Aufstand gegen die USA in Afghanistan

Nach dem Zusammenstoß eines US-Militärfahrzeugs mit Zivilfahrzeugen in Kabul ist es zu den schwersten Ausschreitungen in der afghanischen Hauptstadt seit dem Sturz des Taliban-Regimes Ende 2001 gekommen. Mindestens 20 Menschen sind bei den anti-amerikanischen Unruhen am Montag getötet worden.

Auslöser war ein Unfall, bei dem nach Augenzeugenberichten ein US- Konvoi aus drei Geländewagen auf einen Stau auffuhr. Mindestens drei Menschen wurden getötet und 16 verwundet, wie ein Polizeisprecher mitteilte. "Der amerikanische Konvoi hat alle Fahrzeuge in seinem Weg gerammt. Sie kümmerten sich überhaupt nicht um die Zivilisten", sagte ein Ladenbesitzer.

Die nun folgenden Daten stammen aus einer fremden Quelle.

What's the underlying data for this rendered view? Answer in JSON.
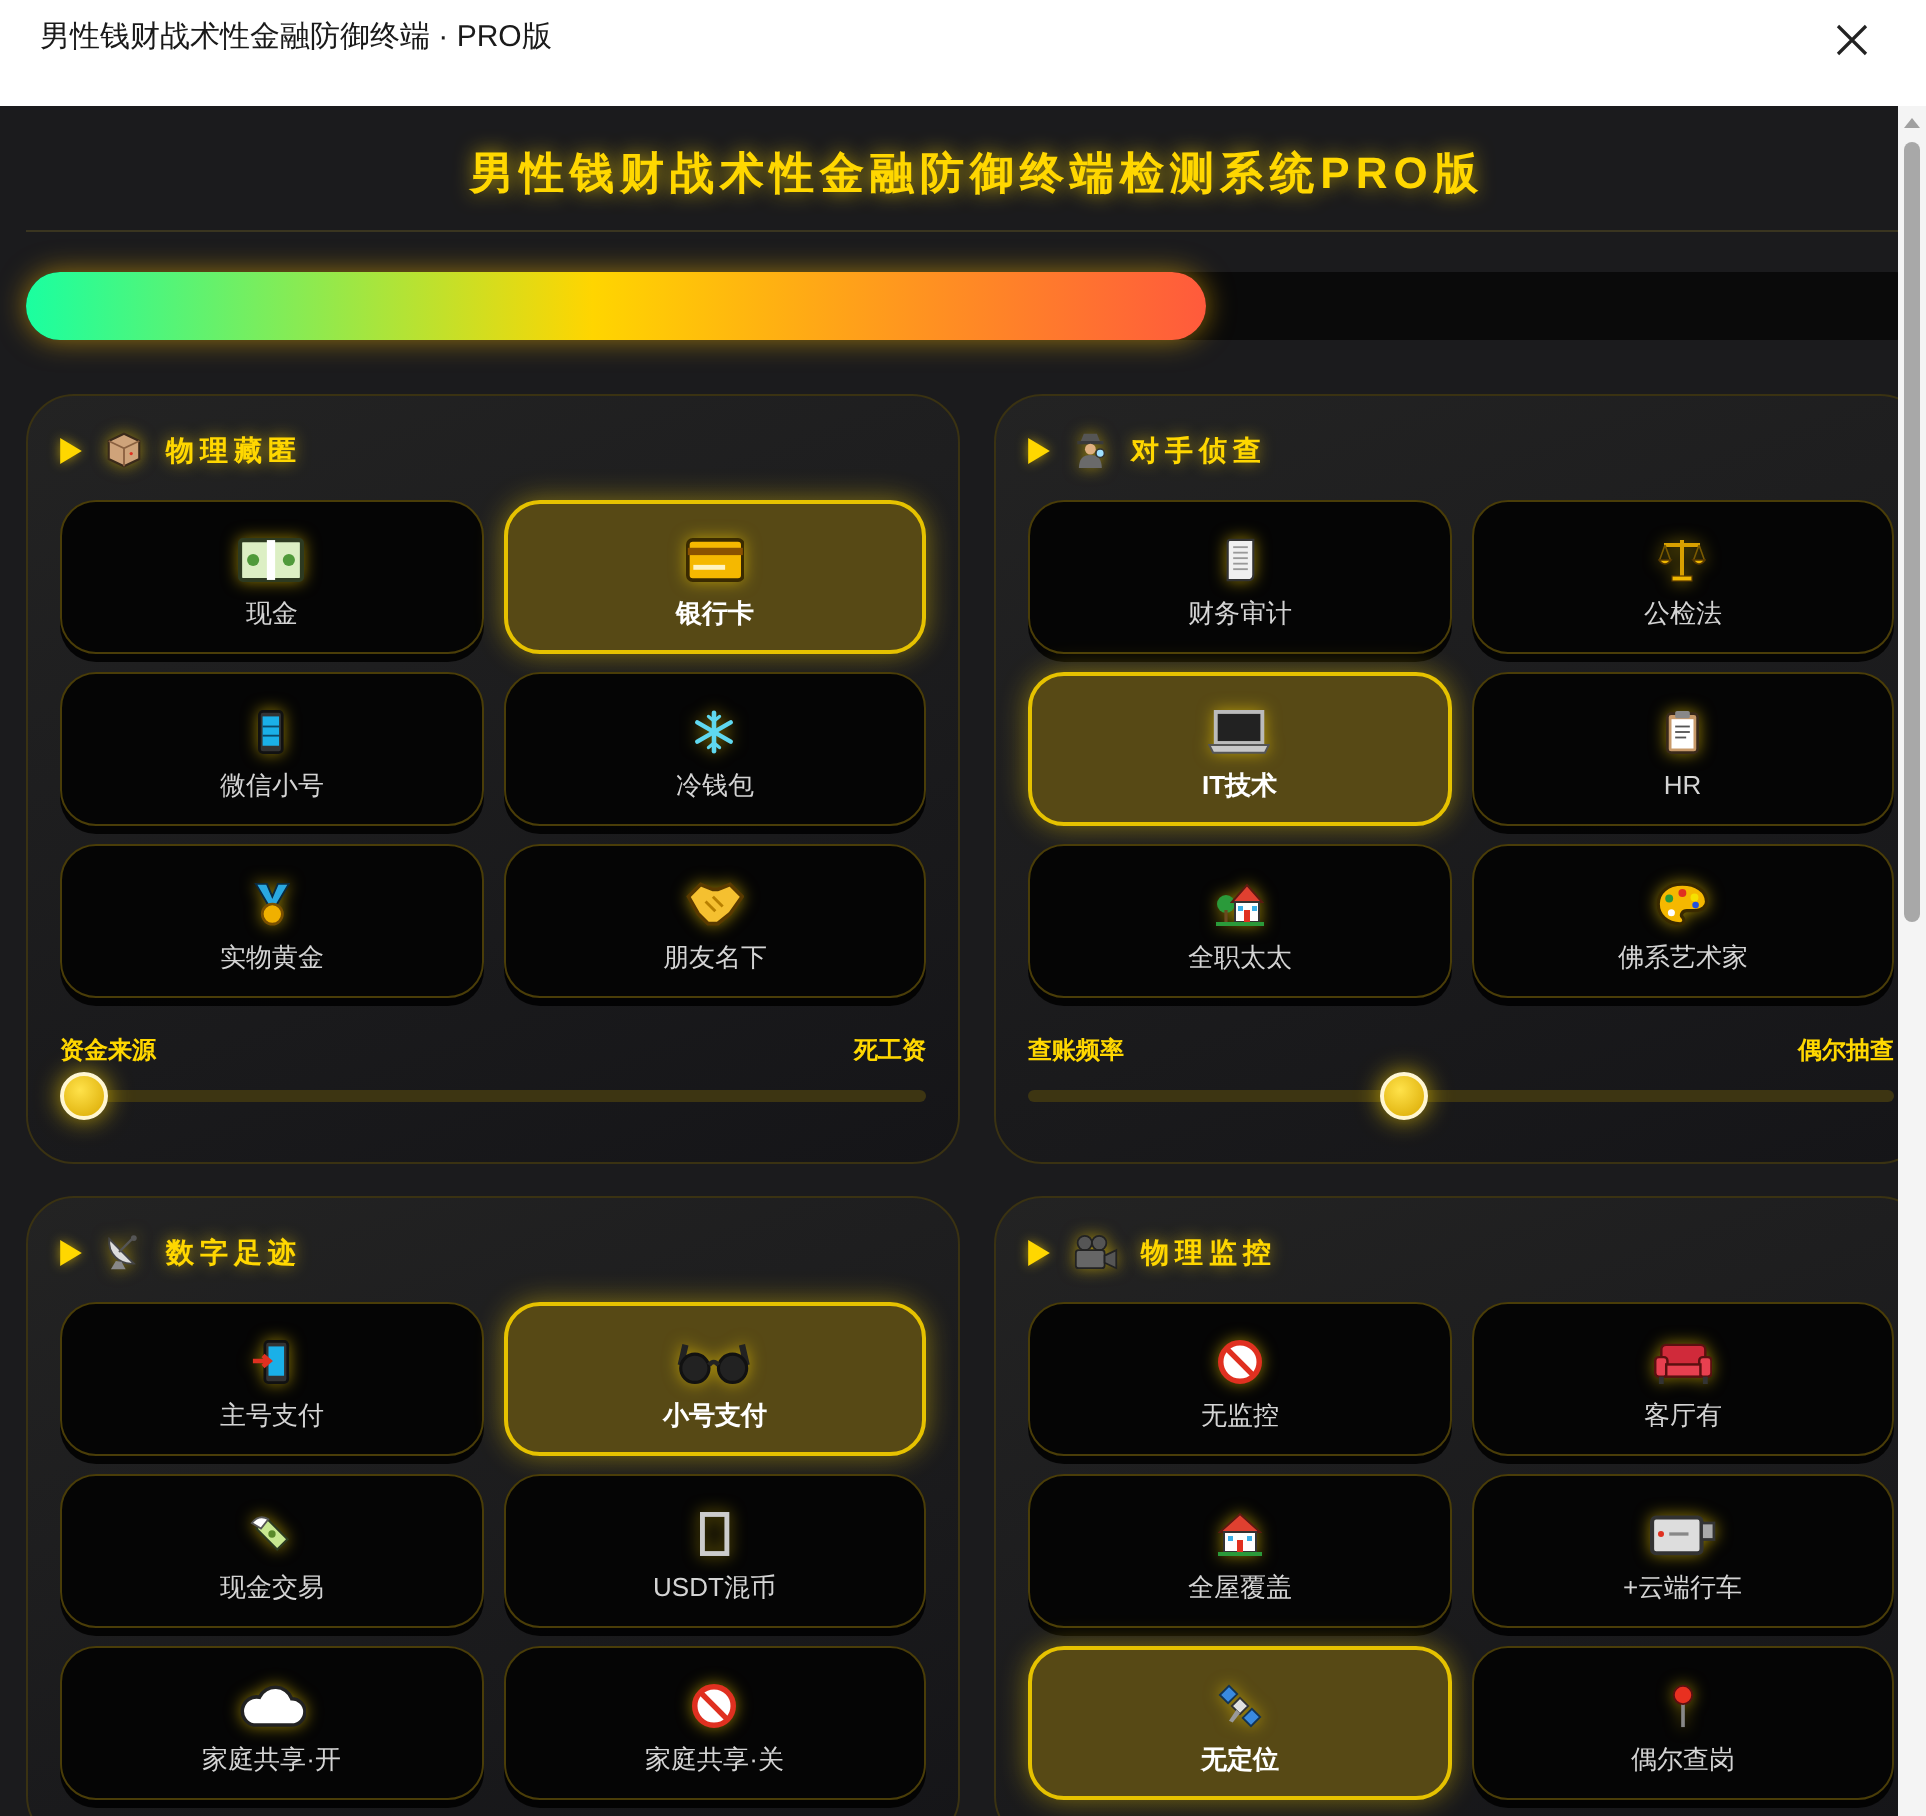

Amerikanische und afghanische Truppen schossen nach Polizeiangaben im Anschluss auf Demonstranten, die "Nieder mit Amerika" skandierten und Steine warfen. Ein Demonstrant sei von US-Soldaten erschossen worden. Die US-Streitkräfte bestätigten, dass amerikanische Soldaten in den Unfall verwickelt gewesen seien. Doch gebe es zunächst keine Hinweise, dass diese auf Demonstranten geschossen hätten.

"Tod Amerika!"
Tausende aufgebrachte Afghanen zogen daraufhin zum Palast von Präsident Hamid Karzai und skandierten: "Tod Karzai! Tod Amerika!". Läden und Häuser wurden geplündert, aus der Richtung der amerikanischen Botschaft waren Schüsse zu hören.

Erst am Nachmittag beruhigte sich die Lage in der afghanischen Hauptstadt. Für die Nacht hat die afghanische Regierung eine Ausgangssperre über Kabul verhängt.